In 2014, French beekeepers in the picturesque countryside around Ribeauville, in Alsace, were (understandably) completely taken aback when their hives spontaneously started to produce bright blue honey. The apiarists noticed that foraging bees would return carrying colourful unidentifiable substances, and subsequent investigations led them to a biogas plant four kilometres away that was processing containers of residue from a Mars confectionary plant near Strasbourg that manufactures M&M’s. A manager at Agrivalor, the company operating the biogas plant, stated that they had become aware of the problem at about the same time as the beekeepers, and had amended their procedure so that all future incoming waste would be stored in a covered hall.

 The Alsace region is renowned for its vineyards, but it is also home to about 2,400 apiarists who are responsible for maintaining approximately 35,000 colonies of honey bees and produce around 1,000 tonnes of honey every year. Alain Frieh, the president of the French beekeeping union (Union Nationale de l’Apiculture Francais), said this represented a new headache for beekeepers already battling high bee mortality rates and dwindling production following a harsh winter.

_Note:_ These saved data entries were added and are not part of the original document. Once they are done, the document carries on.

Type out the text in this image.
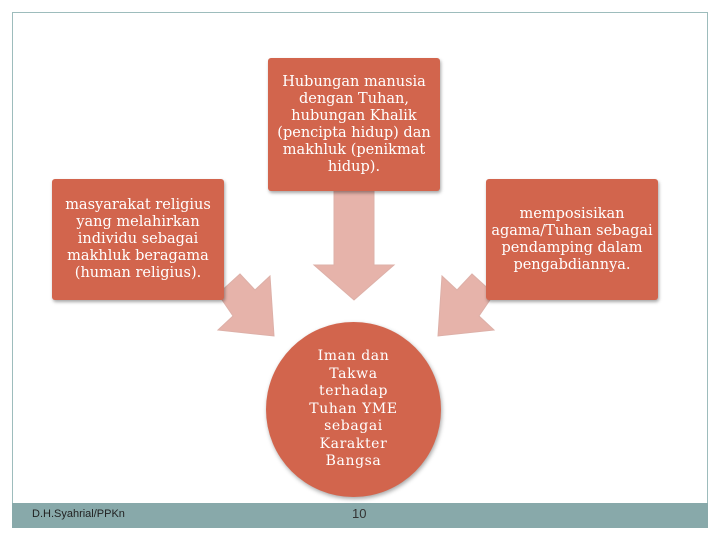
Hubungan manusia dengan Tuhan, hubungan Khalik (pencipta hidup) dan makhluk (penikmat hidup).
masyarakat religius yang melahirkan individu sebagai makhluk beragama (human religius).
memposisikan agama/Tuhan sebagai pendamping dalam pengabdiannya.
Iman dan Takwa terhadap Tuhan YME sebagai Karakter Bangsa
D.H.Syahrial/PPKn	10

He said the blue honey might taste like the real thing but, ‘For me, it’s not honey. It’s not sellable.’ 

Purple honey, on the other hand, is completely natural and highly sought after, and it tastes great! Purple honey is unique to the southeastern US, particularly North and South Carolina. It cannot be deliberately produced and appears at random to the delight of beekeepers. And to add to the aura of mystery, purple honey may be found in a hive that is right next to another that contains only normal honey. Nothing is certain, but there are a number of theories.

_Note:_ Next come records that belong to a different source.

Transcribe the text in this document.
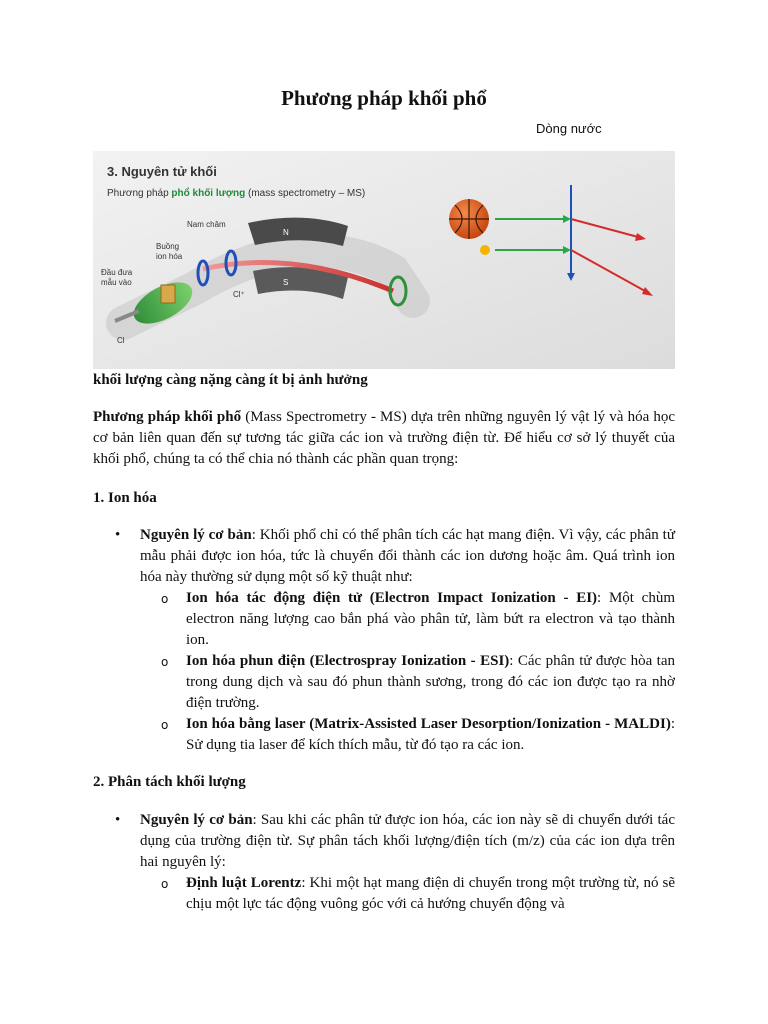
Phương pháp khối phổ
Dòng nước
3. Nguyên tử khối
Phương pháp phổ khối lượng (mass spectrometry – MS)
N
S
Nam châm
Buồng
ion hóa
Đầu đưa
mẫu vào
Cl⁺
Cl
khối lượng càng nặng càng ít bị ảnh hưởng
Phương pháp khối phổ (Mass Spectrometry - MS) dựa trên những nguyên lý vật lý và hóa học cơ bản liên quan đến sự tương tác giữa các ion và trường điện từ. Để hiểu cơ sở lý thuyết của khối phổ, chúng ta có thể chia nó thành các phần quan trọng:
1. Ion hóa
• Nguyên lý cơ bản: Khối phổ chỉ có thể phân tích các hạt mang điện. Vì vậy, các phân tử mẫu phải được ion hóa, tức là chuyển đổi thành các ion dương hoặc âm. Quá trình ion hóa này thường sử dụng một số kỹ thuật như:
o Ion hóa tác động điện tử (Electron Impact Ionization - EI): Một chùm electron năng lượng cao bắn phá vào phân tử, làm bứt ra electron và tạo thành ion.
o Ion hóa phun điện (Electrospray Ionization - ESI): Các phân tử được hòa tan trong dung dịch và sau đó phun thành sương, trong đó các ion được tạo ra nhờ điện trường.
o Ion hóa bằng laser (Matrix-Assisted Laser Desorption/Ionization - MALDI): Sử dụng tia laser để kích thích mẫu, từ đó tạo ra các ion.
2. Phân tách khối lượng
• Nguyên lý cơ bản: Sau khi các phân tử được ion hóa, các ion này sẽ di chuyển dưới tác dụng của trường điện từ. Sự phân tách khối lượng/điện tích (m/z) của các ion dựa trên hai nguyên lý:
o Định luật Lorentz: Khi một hạt mang điện di chuyển trong một trường từ, nó sẽ chịu một lực tác động vuông góc với cả hướng chuyển động và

It has been suggested that honey bees’ preference for blue and purple flowers, and the prevalence of plants such as elderberries, blueberries, blackberries and huckleberries near a hive could translate into purple honey. The invasive kudzu plant is another suspect. Most purple honey originates from the area around Fort Bragg, and another hypothesis is that the mineral content of the local soil may be a determining factor. Similarly, it has been proposed that high aluminium content in the soil may be affecting the nectar from sourwood trees, which in turn may be altering the colour of the honey. Unfortunately, all of these theories fail to explain a common problem; how can a single hive in an apiary produce purple honey, while those around it do not?

It has also been mooted that purple honey results from the way in which a particular colony makes their honey. The shortcoming with this idea is that a hive that previously produced purple honey may later produce normal honey, and vice versa.

So purple honey remains a happy accident. Not that that’s not a bad thing; we need a little magic in the world! Incidentally, purple honey is also ‘an online destination for curated boutique and luxury lingerie brands’!